Re: Too narrowly defined: DIVISION SIGN & COLON

From: Asmus Freytag <>
Date: Mon, 09 Jul 2012 19:32:47 -0700

There are many characters that are used in professional mathematical
typesetting (division slash being one of them) that need to be narrowly
distinguished from other, roughly similar characters. The point is that
these characters can be distinguished from each other when printed, and
that there's no readily available, general algorithm that could relieve
the user of having to specify the specific shape. (Thus making this
problem different from Arabic shaping and similar type of layout-driven
glyph selection).

Such narrowly defined characters are not aimed at the general user, and
it's totally irrelevant whether or not such a character ever becomes
"popular". In mathematics, these characters tend to be symbols (or
possibly punctuation), while linguistic notation has similar issues with
specialized letter shapes.

The reverse situation, where some characters are used for more than one
purpose, is different.

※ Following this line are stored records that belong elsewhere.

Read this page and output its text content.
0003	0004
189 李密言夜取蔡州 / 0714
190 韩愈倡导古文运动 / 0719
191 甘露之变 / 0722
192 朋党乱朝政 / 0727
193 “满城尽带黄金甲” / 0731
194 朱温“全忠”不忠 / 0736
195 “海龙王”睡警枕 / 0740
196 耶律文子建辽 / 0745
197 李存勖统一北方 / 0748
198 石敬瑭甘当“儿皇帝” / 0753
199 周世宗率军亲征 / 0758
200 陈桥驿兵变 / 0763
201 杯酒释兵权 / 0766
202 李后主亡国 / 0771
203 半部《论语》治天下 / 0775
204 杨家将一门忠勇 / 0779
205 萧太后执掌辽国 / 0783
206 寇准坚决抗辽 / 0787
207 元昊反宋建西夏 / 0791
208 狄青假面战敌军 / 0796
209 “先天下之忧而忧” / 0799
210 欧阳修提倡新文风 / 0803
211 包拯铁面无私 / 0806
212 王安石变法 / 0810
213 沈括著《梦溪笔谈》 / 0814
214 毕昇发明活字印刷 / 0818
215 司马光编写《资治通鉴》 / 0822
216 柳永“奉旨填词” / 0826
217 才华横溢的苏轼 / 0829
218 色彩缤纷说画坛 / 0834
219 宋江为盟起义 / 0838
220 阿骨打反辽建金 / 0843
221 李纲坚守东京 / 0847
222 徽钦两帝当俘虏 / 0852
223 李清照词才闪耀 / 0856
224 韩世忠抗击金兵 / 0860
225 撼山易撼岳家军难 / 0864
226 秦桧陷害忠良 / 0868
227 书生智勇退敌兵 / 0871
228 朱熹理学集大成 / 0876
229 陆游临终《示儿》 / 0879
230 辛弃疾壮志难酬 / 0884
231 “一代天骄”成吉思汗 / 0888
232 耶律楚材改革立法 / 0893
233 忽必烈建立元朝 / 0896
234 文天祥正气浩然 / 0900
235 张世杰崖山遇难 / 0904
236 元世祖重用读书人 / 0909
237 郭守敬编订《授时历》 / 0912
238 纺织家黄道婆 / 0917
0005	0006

Very early in the design cycle for Unicode there
was a request for encoding of a decimal period, in distinction to a full
stop. The problem here is that there is no visual distinction and the
function depends simply on the context in which the character is used
(it's the writer and reader who give the character its meaning).

Unicode has relatively consistently refused to duplicate encodings in
such circumstances, because the point about Unicode is not that one
should be able to encode information about the intent that goes beyond
what can be made visible by rendering the text. Instead, the point about
Unicode is to provide a way to unambiguously define enough of the text
so that it becomes "legible". How legible text is then "understood" is
another issue.

Because of that, there was never any discussion whether the ! would have
to be re-encoded as "factorial". It was not.

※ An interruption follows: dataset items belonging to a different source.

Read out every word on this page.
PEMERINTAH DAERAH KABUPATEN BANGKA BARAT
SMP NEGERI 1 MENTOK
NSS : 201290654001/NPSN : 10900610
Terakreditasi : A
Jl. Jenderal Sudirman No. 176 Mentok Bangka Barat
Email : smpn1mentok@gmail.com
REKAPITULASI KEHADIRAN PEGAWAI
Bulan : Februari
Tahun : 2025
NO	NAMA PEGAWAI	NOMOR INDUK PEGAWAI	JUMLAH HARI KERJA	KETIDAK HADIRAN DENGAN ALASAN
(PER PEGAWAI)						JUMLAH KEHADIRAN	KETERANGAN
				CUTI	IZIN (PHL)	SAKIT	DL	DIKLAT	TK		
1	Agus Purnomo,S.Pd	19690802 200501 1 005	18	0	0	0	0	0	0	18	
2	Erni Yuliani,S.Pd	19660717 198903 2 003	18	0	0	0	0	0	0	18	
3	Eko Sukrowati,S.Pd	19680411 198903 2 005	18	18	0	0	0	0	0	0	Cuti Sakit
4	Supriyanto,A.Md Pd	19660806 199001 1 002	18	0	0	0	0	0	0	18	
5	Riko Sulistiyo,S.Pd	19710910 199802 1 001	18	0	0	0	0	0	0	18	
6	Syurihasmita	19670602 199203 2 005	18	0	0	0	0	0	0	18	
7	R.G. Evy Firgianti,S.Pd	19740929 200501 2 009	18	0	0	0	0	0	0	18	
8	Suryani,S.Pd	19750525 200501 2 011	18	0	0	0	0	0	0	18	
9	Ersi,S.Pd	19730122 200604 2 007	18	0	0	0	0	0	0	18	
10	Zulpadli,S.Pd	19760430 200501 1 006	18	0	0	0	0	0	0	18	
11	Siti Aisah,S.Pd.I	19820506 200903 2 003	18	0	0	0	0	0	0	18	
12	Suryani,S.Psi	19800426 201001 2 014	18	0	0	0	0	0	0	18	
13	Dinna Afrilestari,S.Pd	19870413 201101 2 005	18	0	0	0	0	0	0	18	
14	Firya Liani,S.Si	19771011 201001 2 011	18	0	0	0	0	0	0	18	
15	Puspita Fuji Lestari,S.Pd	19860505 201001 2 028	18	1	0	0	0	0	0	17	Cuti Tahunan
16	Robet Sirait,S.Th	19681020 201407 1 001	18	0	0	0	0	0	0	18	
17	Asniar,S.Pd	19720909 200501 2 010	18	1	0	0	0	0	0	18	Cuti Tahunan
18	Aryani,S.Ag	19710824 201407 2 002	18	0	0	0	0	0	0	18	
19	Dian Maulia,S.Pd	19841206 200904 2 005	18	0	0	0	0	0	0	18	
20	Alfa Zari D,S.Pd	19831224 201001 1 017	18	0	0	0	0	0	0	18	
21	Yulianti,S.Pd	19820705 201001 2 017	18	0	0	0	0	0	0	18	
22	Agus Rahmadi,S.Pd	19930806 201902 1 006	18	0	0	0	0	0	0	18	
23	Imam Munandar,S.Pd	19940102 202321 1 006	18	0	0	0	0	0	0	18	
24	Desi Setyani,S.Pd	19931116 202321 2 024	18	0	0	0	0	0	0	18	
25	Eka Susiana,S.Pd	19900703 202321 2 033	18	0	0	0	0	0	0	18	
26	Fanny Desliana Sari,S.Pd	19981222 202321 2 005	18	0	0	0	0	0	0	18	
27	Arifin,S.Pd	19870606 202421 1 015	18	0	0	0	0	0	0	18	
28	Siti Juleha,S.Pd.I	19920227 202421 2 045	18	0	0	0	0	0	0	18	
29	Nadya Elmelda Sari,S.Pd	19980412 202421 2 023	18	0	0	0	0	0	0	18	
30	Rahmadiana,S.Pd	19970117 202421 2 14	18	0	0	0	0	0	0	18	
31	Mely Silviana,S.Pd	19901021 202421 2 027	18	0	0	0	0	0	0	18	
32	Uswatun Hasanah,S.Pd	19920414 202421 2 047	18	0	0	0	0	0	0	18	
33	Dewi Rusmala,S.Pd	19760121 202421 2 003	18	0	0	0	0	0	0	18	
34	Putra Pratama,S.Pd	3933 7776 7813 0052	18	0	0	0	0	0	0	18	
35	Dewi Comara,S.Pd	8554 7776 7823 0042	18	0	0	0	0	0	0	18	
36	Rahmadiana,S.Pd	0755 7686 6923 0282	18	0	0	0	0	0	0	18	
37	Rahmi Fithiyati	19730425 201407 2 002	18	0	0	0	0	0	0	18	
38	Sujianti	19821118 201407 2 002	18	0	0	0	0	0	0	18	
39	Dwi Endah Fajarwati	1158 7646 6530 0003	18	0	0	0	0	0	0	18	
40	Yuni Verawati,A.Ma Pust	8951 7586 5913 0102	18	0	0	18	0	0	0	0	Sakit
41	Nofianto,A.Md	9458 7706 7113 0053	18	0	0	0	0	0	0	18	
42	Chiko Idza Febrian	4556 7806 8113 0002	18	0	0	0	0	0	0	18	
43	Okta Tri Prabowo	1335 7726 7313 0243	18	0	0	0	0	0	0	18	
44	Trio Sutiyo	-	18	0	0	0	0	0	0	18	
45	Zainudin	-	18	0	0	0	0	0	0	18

Now, to complicate matters, the early character sets did not make some
necessary distinctions. In normal printed text, one can easily
distinguish a minus sign from a hyphen, but in ASCII (and typewritten
text), that is not possible. Hence, the exceptional, and somewhat
awkward designation of the HYPHEN-MINUS character, which allows
coexistence with both an explicit HYPHEN and explicit MINUS character.
If Unicode had sprung directly from lead typography, there would be no
HYPHEN-MINUS, it's a carefully designed exception to deal with the fact
that way too much data exists where these have been conflated.

The European use (this is not limited to Scandinavia) of the division
symbol (a line with a dot above and below) and the colon (one dot above
the other) in the sense of minus sign and division sign clearly belongs
in the category of alternate use of existing characters. In other words,
it's like decimal point and factorial all over again. That this is the
correct way to view that particular issue is underscored by the fact
that one will be able to find both a regular minus sign and one that
looks like a division symbol used (in different contexts) in the same

Just as both the : and the / shapes can be found in the sense of
division. The last time I've seen the ":" was somewhere in my arithmetic
text books, but even there the fractions were using a slash (or a
horizontal line), there was no 1:4.

The proper thing to do would be to add these usages to the list of
examples of known contextually defined usages of punctuation characters,
they are common enough that it's worth pointing them out in order to
overcome a bit of the inherent bias from Anglo-Saxon usage.